Nearly two months after it had first reported that an acquirer had emerged to make a HK$0.65 bid for the company, Hong Kong retail forex broker KVB Kunlun Financial Group Ltd (HKG:8077) has provided an update, and in truth it isn’t much of one.
KVB has made a further filing with the Hong Kong Exchange (HKEx) that the still-unnamed acquirer is (still) engaged in due diligence examination of the company. However KVB could not determine yet whether a deal would indeed take place or not.
The still-unnamed acquirer paid a required exclusivity fee of HK$50 million (about USD $6.5 million) to KVB’s controlling shareholder Mr.
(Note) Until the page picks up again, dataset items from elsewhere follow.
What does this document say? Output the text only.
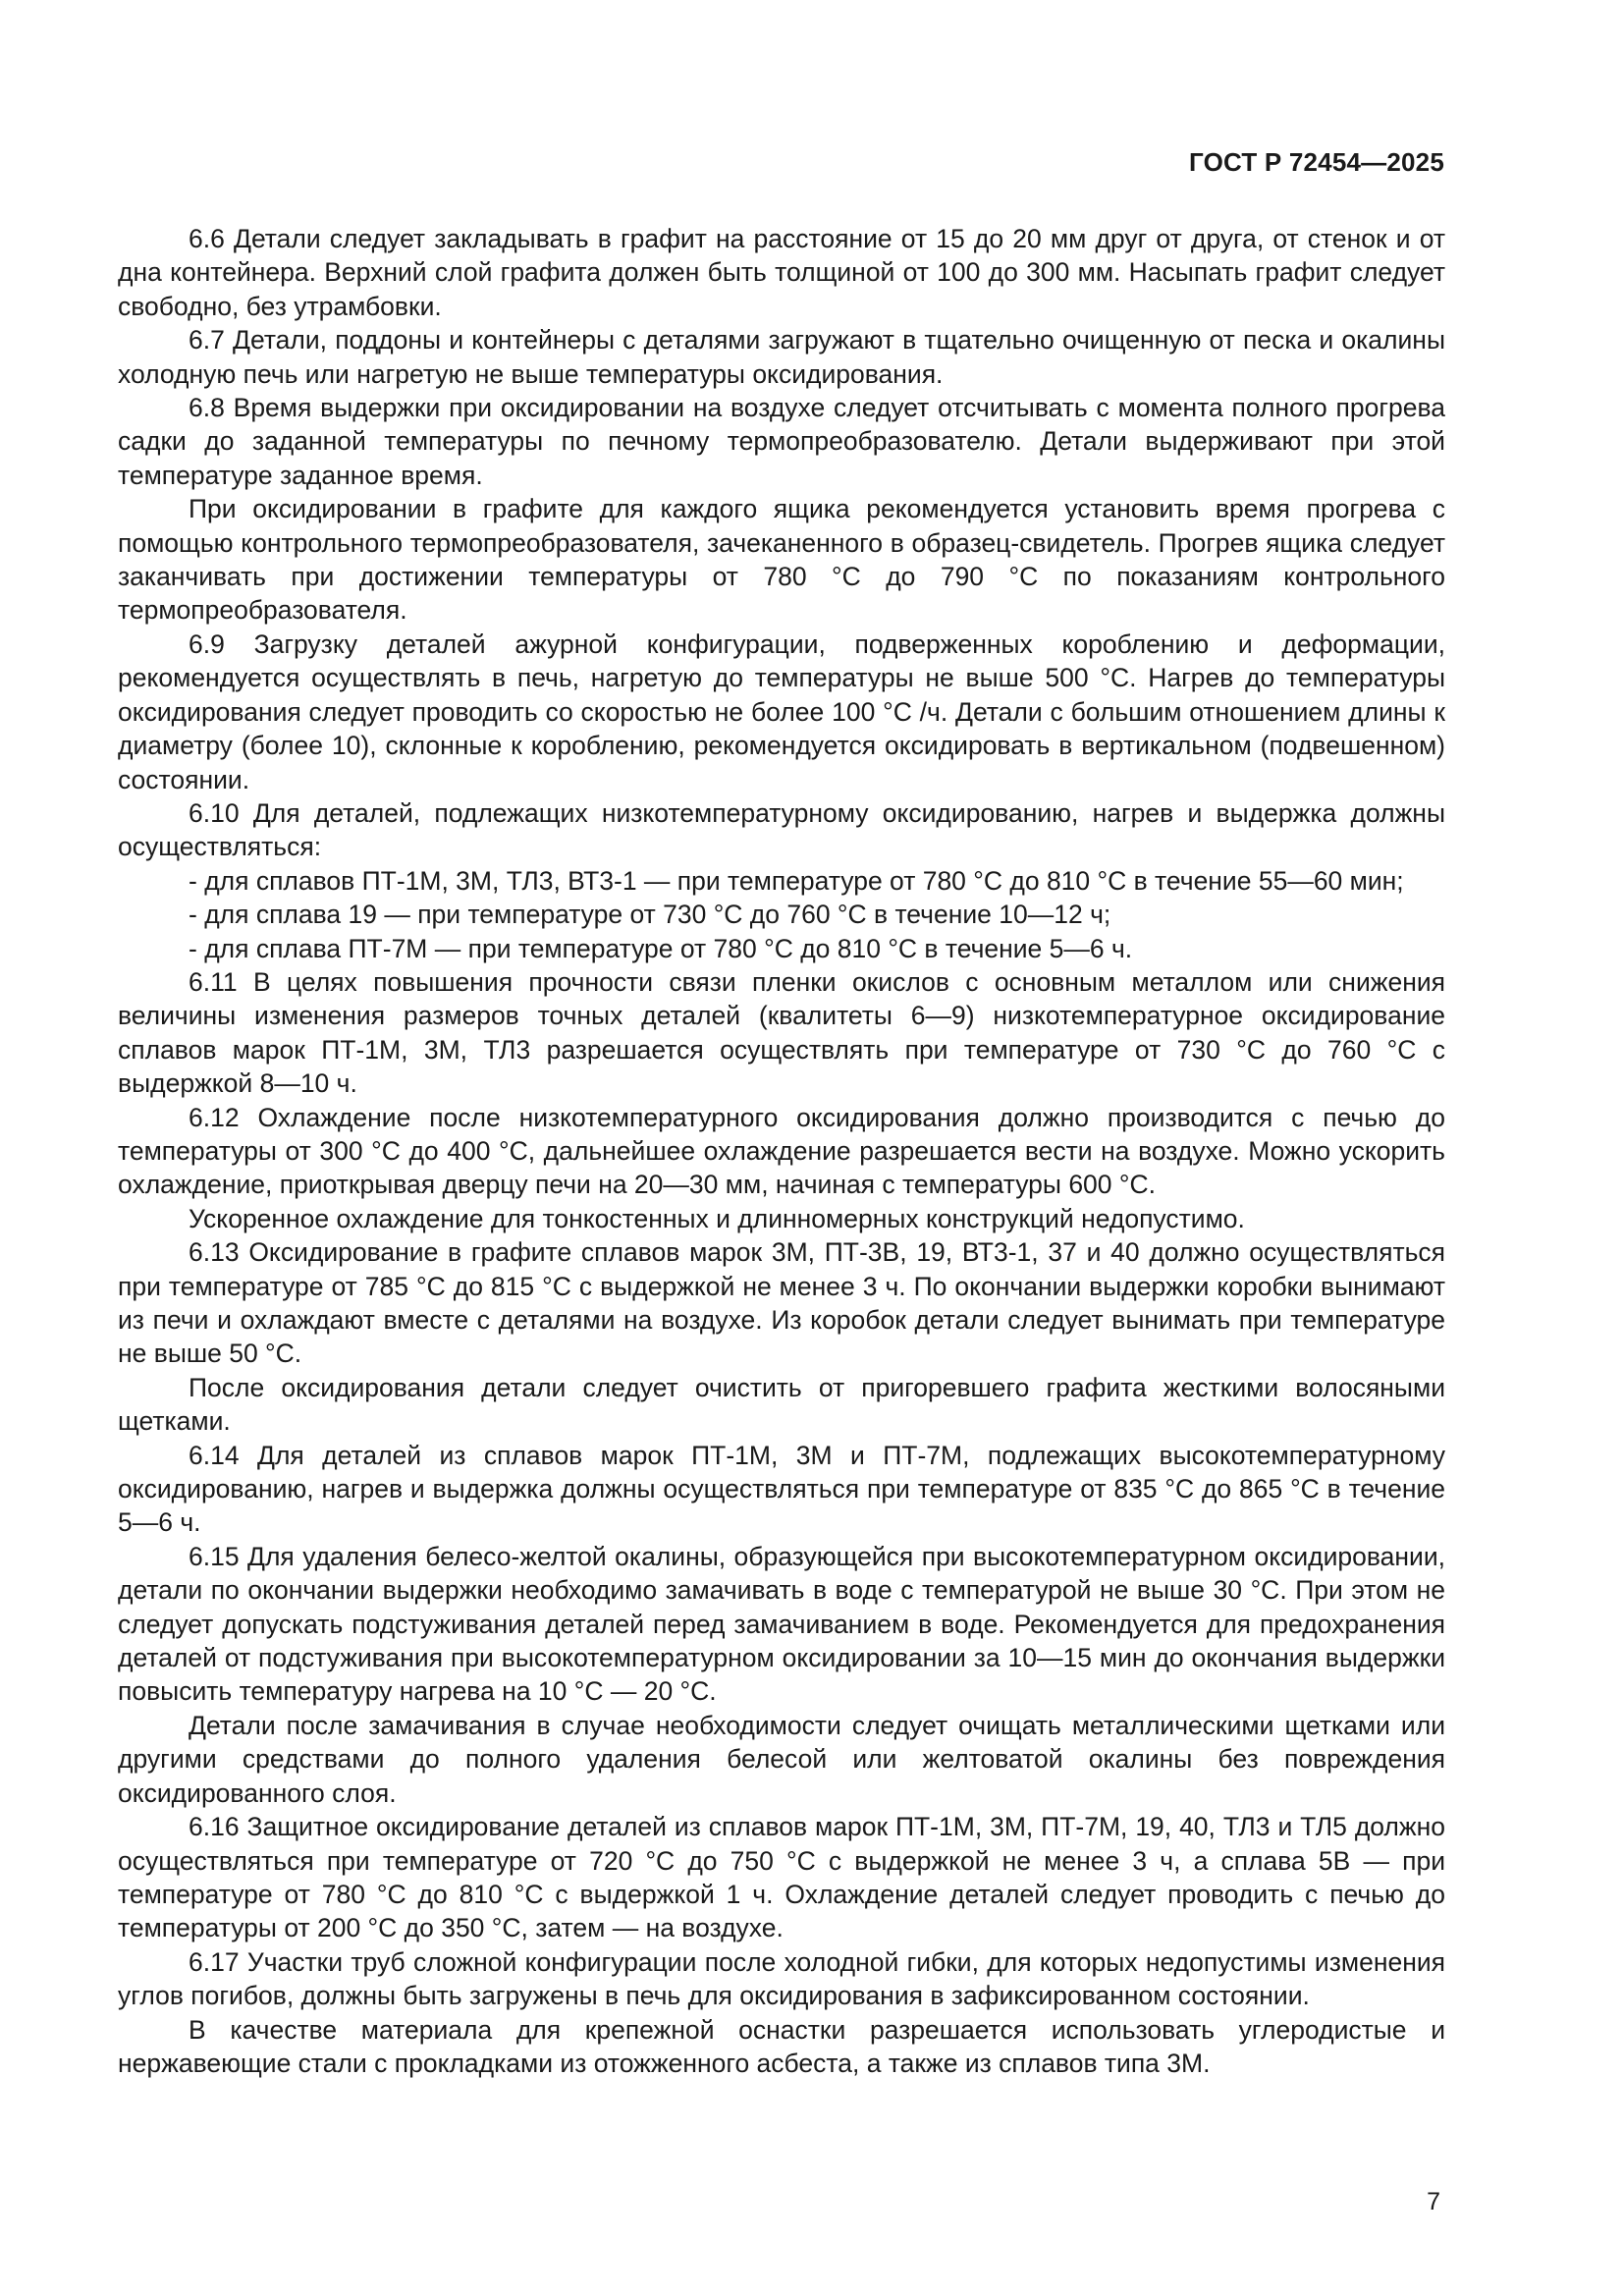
ГОСТ Р 72454—2025

6.6 Детали следует закладывать в графит на расстояние от 15 до 20 мм друг от друга, от стенок и от дна контейнера. Верхний слой графита должен быть толщиной от 100 до 300 мм. Насыпать графит следует свободно, без утрамбовки.

6.7 Детали, поддоны и контейнеры с деталями загружают в тщательно очищенную от песка и окалины холодную печь или нагретую не выше температуры оксидирования.

6.8 Время выдержки при оксидировании на воздухе следует отсчитывать с момента полного прогрева садки до заданной температуры по печному термопреобразователю. Детали выдерживают при этой температуре заданное время.

При оксидировании в графите для каждого ящика рекомендуется установить время прогрева с помощью контрольного термопреобразователя, зачеканенного в образец-свидетель. Прогрев ящика следует заканчивать при достижении температуры от 780 °С до 790 °С по показаниям контрольного термопреобразователя.

6.9 Загрузку деталей ажурной конфигурации, подверженных короблению и деформации, рекомендуется осуществлять в печь, нагретую до температуры не выше 500 °С. Нагрев до температуры оксидирования следует проводить со скоростью не более 100 °С /ч. Детали с большим отношением длины к диаметру (более 10), склонные к короблению, рекомендуется оксидировать в вертикальном (подвешенном) состоянии.

6.10 Для деталей, подлежащих низкотемпературному оксидированию, нагрев и выдержка должны осуществляться:

- для сплавов ПТ-1М, 3М, ТЛ3, ВТ3-1 — при температуре от 780 °С до 810 °С в течение 55—60 мин;
- для сплава 19 — при температуре от 730 °С до 760 °С в течение 10—12 ч;
- для сплава ПТ-7М — при температуре от 780 °С до 810 °С в течение 5—6 ч.

6.11 В целях повышения прочности связи пленки окислов с основным металлом или снижения величины изменения размеров точных деталей (квалитеты 6—9) низкотемпературное оксидирование сплавов марок ПТ-1М, 3М, ТЛ3 разрешается осуществлять при температуре от 730 °С до 760 °С с выдержкой 8—10 ч.

6.12 Охлаждение после низкотемпературного оксидирования должно производится с печью до температуры от 300 °С до 400 °С, дальнейшее охлаждение разрешается вести на воздухе. Можно ускорить охлаждение, приоткрывая дверцу печи на 20—30 мм, начиная с температуры 600 °С.

Ускоренное охлаждение для тонкостенных и длинномерных конструкций недопустимо.

6.13 Оксидирование в графите сплавов марок 3М, ПТ-3В, 19, ВТ3-1, 37 и 40 должно осуществляться при температуре от 785 °С до 815 °С с выдержкой не менее 3 ч. По окончании выдержки коробки вынимают из печи и охлаждают вместе с деталями на воздухе. Из коробок детали следует вынимать при температуре не выше 50 °С.

После оксидирования детали следует очистить от пригоревшего графита жесткими волосяными щетками.

6.14 Для деталей из сплавов марок ПТ-1М, 3М и ПТ-7М, подлежащих высокотемпературному оксидированию, нагрев и выдержка должны осуществляться при температуре от 835 °С до 865 °С в течение 5—6 ч.

6.15 Для удаления белесо-желтой окалины, образующейся при высокотемпературном оксидировании, детали по окончании выдержки необходимо замачивать в воде с температурой не выше 30 °С. При этом не следует допускать подстуживания деталей перед замачиванием в воде. Рекомендуется для предохранения деталей от подстуживания при высокотемпературном оксидировании за 10—15 мин до окончания выдержки повысить температуру нагрева на 10 °С — 20 °С.

Детали после замачивания в случае необходимости следует очищать металлическими щетками или другими средствами до полного удаления белесой или желтоватой окалины без повреждения оксидированного слоя.

6.16 Защитное оксидирование деталей из сплавов марок ПТ-1М, 3М, ПТ-7М, 19, 40, ТЛ3 и ТЛ5 должно осуществляться при температуре от 720 °С до 750 °С с выдержкой не менее 3 ч, а сплава 5В — при температуре от 780 °С до 810 °С с выдержкой 1 ч. Охлаждение деталей следует проводить с печью до температуры от 200 °С до 350 °С, затем — на воздухе.

6.17 Участки труб сложной конфигурации после холодной гибки, для которых недопустимы изменения углов погибов, должны быть загружены в печь для оксидирования в зафиксированном состоянии.

В качестве материала для крепежной оснастки разрешается использовать углеродистые и нержавеющие стали с прокладками из отожженного асбеста, а также из сплавов типа 3М.

7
Li Zhi Da back in December when due diligence began.
While the HK$0.65 per share offer technically was made only for Mr. Li’s stake in the company (representing more than half the company’s shares), Hong Kong’s Takeover Code states that an acquirer buying more than 30% of a company gives rise to an obligation for the acquirer to make a mandatory unconditional general offer for all the other company shares. So if the deal with Mr. Li goes ahead, the mystery acquirer will need to make a general offer for all KVB shares, at terms no worse than Mr. Li receives.
KVB shares have come way down from original speculation after the (possible) deal was announced at the end of November, when the shares topped out at HK$1.67, but at HK$1.04 currently remain well above the HK$0.65 official offer price – indicating that traders expect some sort of deal to indeed go through, and to go through at terms much improved from HK$0.65.
KVB Kunlun share price November 7 to present. Source: Google Finance.